A B.C. Supreme Court judge has nullified the June 26 annual general meeting of the Riley Park Hillcrest Community Association and ordered a new meeting on or before Oct. 30.
Justice Lisa Warren’s written Aug. 22 verdict overturned the election of 14 directors and restored president Jesse Johl and secretary/treasurer Todd Constant to the board.
Warren ruled that the meeting’s requisitionists were not authorized to call the meeting and that they did not give proper written notice to members as required by the Society Act. It was also not clear that the resolutions passed June 26 reflected the majority of membership, because only a handful of the 95 members on Constant’s list attended the meeting.
“In order to pass, the resolutions required 75 per cent of the votes cast in favour,” Warren wrote. “If only half of the members on Mr. Constant’s list had attended the meeting and voted against the resolutions, they would not have passed.”
Until a new board is elected, Warren ruled the directors would be Johl, Constant, Steve Mah, Nick Despotakis, Peter Thanis, Eli Zbar, Jaimini Thakore, Jennifer Palma and Ken Charko.
Charko, Palma, Thakore and Zbar’s court action filed in April against Johl and the society ultimately led to the contested AGM. The four alleged financial impropriety under Johl and sought their reinstatement to the board.
Both Johl and opponent Art Bomke are declaring victory.
“We’re well on the way of meeting our objective, that is to get us to an open, democratic general meeting,” said Bomke, despite Warren overturning the June 26 board election. “That was not likely to happen prior to the judge’s decision.”
Johl gained notoriety by leading six community centre associations — Riley Park, Hastings, Kensington, Kerrisdale, Killarney and Sunset — opposed to park board’s imposition of the OneCard system. The six not-for-profit associations won a court injunction in January to prevent their eviction.
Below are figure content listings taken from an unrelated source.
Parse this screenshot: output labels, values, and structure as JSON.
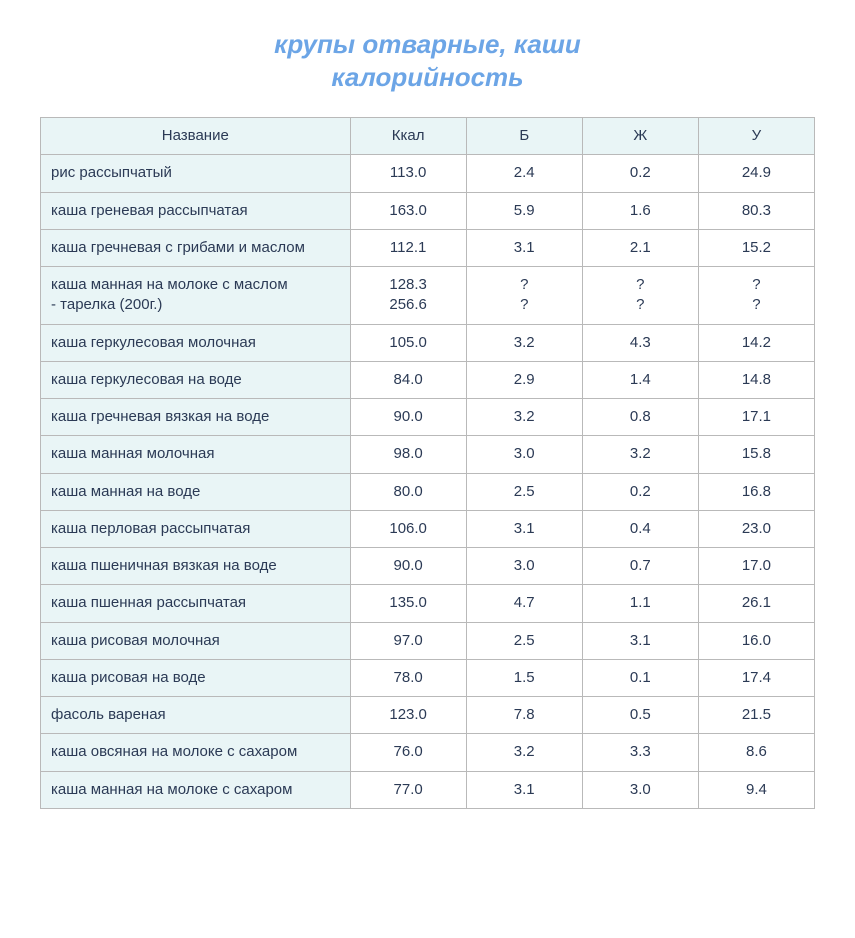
{
  "title_line1": "крупы отварные, каши",
  "title_line2": "калорийность",
  "table": {
    "columns": [
      "Название",
      "Ккал",
      "Б",
      "Ж",
      "У"
    ],
    "col_widths_pct": [
      40,
      15,
      15,
      15,
      15
    ],
    "header_bg": "#e9f5f6",
    "name_col_bg": "#e9f5f6",
    "num_col_bg": "#ffffff",
    "border_color": "#b9b9b9",
    "text_color": "#2b3a55",
    "title_color": "#6ca5e6",
    "font_family": "Verdana, Arial, sans-serif",
    "cell_fontsize": 15,
    "title_fontsize": 26,
    "rows": [
      {
        "name": "рис рассыпчатый",
        "kcal": "113.0",
        "b": "2.4",
        "zh": "0.2",
        "u": "24.9"
      },
      {
        "name": "каша греневая рассыпчатая",
        "kcal": "163.0",
        "b": "5.9",
        "zh": "1.6",
        "u": "80.3"
      },
      {
        "name": "каша гречневая с грибами и маслом",
        "kcal": "112.1",
        "b": "3.1",
        "zh": "2.1",
        "u": "15.2"
      },
      {
        "name": "каша манная на молоке с маслом\n- тарелка (200г.)",
        "kcal": "128.3\n256.6",
        "b": "?\n?",
        "zh": "?\n?",
        "u": "?\n?"
      },
      {
        "name": "каша геркулесовая молочная",
        "kcal": "105.0",
        "b": "3.2",
        "zh": "4.3",
        "u": "14.2"
      },
      {
        "name": "каша геркулесовая на воде",
        "kcal": "84.0",
        "b": "2.9",
        "zh": "1.4",
        "u": "14.8"
      },
      {
        "name": "каша гречневая вязкая на воде",
        "kcal": "90.0",
        "b": "3.2",
        "zh": "0.8",
        "u": "17.1"
      },
      {
        "name": "каша манная молочная",
        "kcal": "98.0",
        "b": "3.0",
        "zh": "3.2",
        "u": "15.8"
      },
      {
        "name": "каша манная на воде",
        "kcal": "80.0",
        "b": "2.5",
        "zh": "0.2",
        "u": "16.8"
      },
      {
        "name": "каша перловая рассыпчатая",
        "kcal": "106.0",
        "b": "3.1",
        "zh": "0.4",
        "u": "23.0"
      },
      {
        "name": "каша пшеничная вязкая на воде",
        "kcal": "90.0",
        "b": "3.0",
        "zh": "0.7",
        "u": "17.0"
      },
      {
        "name": "каша пшенная рассыпчатая",
        "kcal": "135.0",
        "b": "4.7",
        "zh": "1.1",
        "u": "26.1"
      },
      {
        "name": "каша рисовая молочная",
        "kcal": "97.0",
        "b": "2.5",
        "zh": "3.1",
        "u": "16.0"
      },
      {
        "name": "каша рисовая на воде",
        "kcal": "78.0",
        "b": "1.5",
        "zh": "0.1",
        "u": "17.4"
      },
      {
        "name": "фасоль вареная",
        "kcal": "123.0",
        "b": "7.8",
        "zh": "0.5",
        "u": "21.5"
      },
      {
        "name": "каша овсяная на молоке с сахаром",
        "kcal": "76.0",
        "b": "3.2",
        "zh": "3.3",
        "u": "8.6"
      },
      {
        "name": "каша манная на молоке с сахаром",
        "kcal": "77.0",
        "b": "3.1",
        "zh": "3.0",
        "u": "9.4"
      }
    ]
  }
}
In his sworn-statement to court, which heard the matter of the contested AGM on Aug. 8 and 11, Johl alleged that park board staff “were visible at the meeting and assisted in selling memberships for the society.” An elated Johl, who is also the founder of the Vancouver First party, told the Courier after the verdict that “the attempted coup by park board and Vision Vancouver has failed.”
Bomke admitted he is a Vision Vancouver member but “not a mover and shaker.” He said Riley Park Hillcrest’s board is diverse and he cited former NPA candidate and director Charko as an example.
“This is not about political ambition, this is community people standing up because the community association has not been operating up to the bylaws,” Bomke said.
Johl alleged Charko aided the ruling Vision Vancouver by meeting city manager Penny Ballem on April 7. Charko said he could not recall the meeting date, but said Ballem wanted information about the dispute and the city was an interested party. Charko also said Johl agreed in an April 14 settlement agreement to authorize Charko as the association’s negotiator in talks with the city. Johl said the truce was never formalized.
Charko and Johl’s April dispute also sparked a May 5 lawsuit against the association by the park board, claiming breach of contract over alleged failure to provide financial reports. An Aug. 29 hearing is scheduled in B.C. Supreme Court, but Johl said claims of malfeasance are false. “The books are clean,” he said.
Audited financial reports provided by Johl show $299,532 revenue and $299,255 expenses for a $277 surplus last year and $302,531 revenue and $251,661 expenses for a $50,970 surplus in 2012. The 2012 figure included a $28,686 park board allocation.